I’m glad Valve fixed the various bugs and annoyances with Steam, although it happened too late to help me. The only thing worse than intrusive DRM is intrusive DRM which doesn’t work right. (And when DRM doesn’t work right, it never fails on the side of leniency. No, it always fails in a way that locks paying customers out of their media.) “Offline mode” is now a proper feature and not a hack, and Steam will let you play a game even if patches are available. So, in my bullet-list of grievances against Steam, a few of them can now be crossed out.
Having said that, I still abhor the idea of online activation. I have a drawer full of games from the mid-to-late 90’s that offer to “check for updates” once the install is done, and while the games themselves work fine, the patching service has gone the way of Pompeii. It’s long extinct, and if I want that patch I must go on some sort of archaeological dig and hope the thing is buried somewhere on FilePlanet. If those games had online activation, I’d be locked out of them now. So, this complaint against Steam still stands: I don’t want to buy a game that will turn into an expensive coaster the moment the publisher perishes or loses interest. I don’t want to pay for something I don’t own, and if I have to ask for permission then I don’t own it.
My other gripe is that Steam denies me resale rights. Again, if I owned the game, I could trade it in or sell it. I used to do this all the time. The trade-in from one game would finance the purchase of the next. The only games I would hold onto were the ones which I thought I might play again, or the ones so bereft of value that I wouldn’t be able to trade them in. With Steam, once you register the game you can’t transfer it to anyone else. You can’t give, sell, or lend it. All you can do is throw it away.

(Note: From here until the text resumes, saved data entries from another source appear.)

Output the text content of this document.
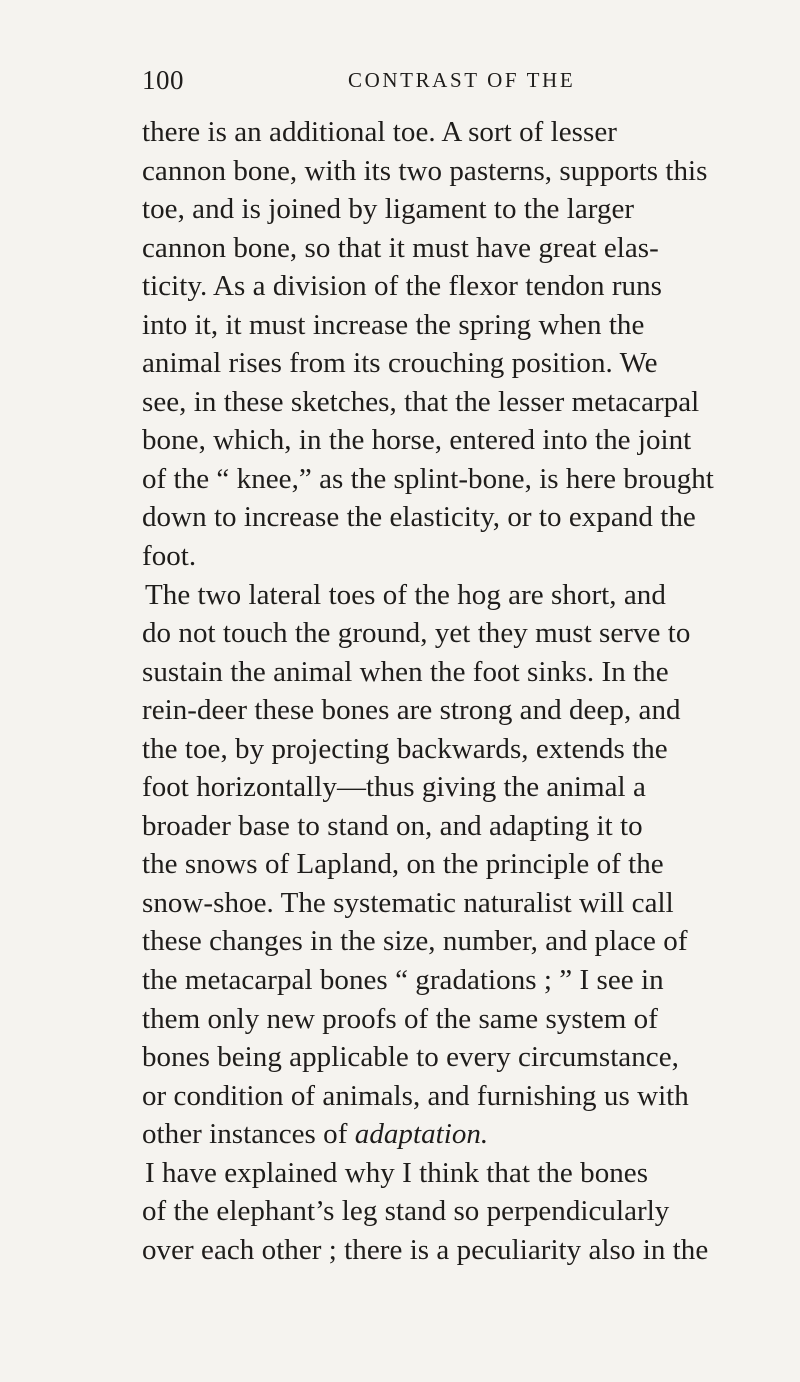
100	CONTRAST OF THE
there is an additional toe. A sort of lesser
cannon bone, with its two pasterns, supports this
toe, and is joined by ligament to the larger
cannon bone, so that it must have great elas-
ticity. As a division of the flexor tendon runs
into it, it must increase the spring when the
animal rises from its crouching position. We
see, in these sketches, that the lesser metacarpal
bone, which, in the horse, entered into the joint
of the “ knee,” as the splint-bone, is here brought
down to increase the elasticity, or to expand the
foot.
The two lateral toes of the hog are short, and
do not touch the ground, yet they must serve to
sustain the animal when the foot sinks. In the
rein-deer these bones are strong and deep, and
the toe, by projecting backwards, extends the
foot horizontally—thus giving the animal a
broader base to stand on, and adapting it to
the snows of Lapland, on the principle of the
snow-shoe. The systematic naturalist will call
these changes in the size, number, and place of
the metacarpal bones “ gradations ; ” I see in
them only new proofs of the same system of
bones being applicable to every circumstance,
or condition of animals, and furnishing us with
other instances of adaptation.
I have explained why I think that the bones
of the elephant’s leg stand so perpendicularly
over each other ; there is a peculiarity also in the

Losing resale rights is less of an issue now than it was two years ago. EB Games and Game Stop no longer accept PC games as trade-ins, so this point is moot now. But the inability to lend a game is outrageous.
I don’t have anything against people who use or enjoy Steam, and I understand the appeal of downloadable games, getting updates without hunting for the patch, and the other conveniences provided by Steam. I’m glad the service works for some people, and now that it actually works I admit the thing has merit. It’s better than recent alternatives. (Compared to the jerks at 2kGames, Valve comes off looking like Lawrence Lessig.) But I’m old enough to remember the days when my obligations to the publisher ended at the cash register, and I’m always going to resent their efforts to take up residence on my computer.
On top of all of this is the sheer futility of the entire effort. The point has been made so vigorously before on so many sites that I experience a sense of weariness just bringing it up: All of these layers of security are utterly bereft of value. Valve is denying me resale rights and hassling me with activation for no benefit to anyone whatsoever.
So, Steam is no longer a terrible product which infuriates me. It is now a user-friendly and well designed product which annoys me. (Although it still needs a “bugger off when I’m done with you option. There is no reason for it to live in the system tray.) I would much, much rather buy something and be done with the publisher. The fact that it now takes energy to sustain my “ownership” of the game is something that will never feel right to me. I’ve skipped the various games that use Steam so far. We’ll have to see long term if they can come up with a combination of compelling gameplay and low price that can entice me to try the service again. They aren’t doing so well so far. Serving BioShock up to Steam users with its various poisons intact was not a smart move on their part, and only reinforced my perception that they are comfortable treating customers like villainous cattle.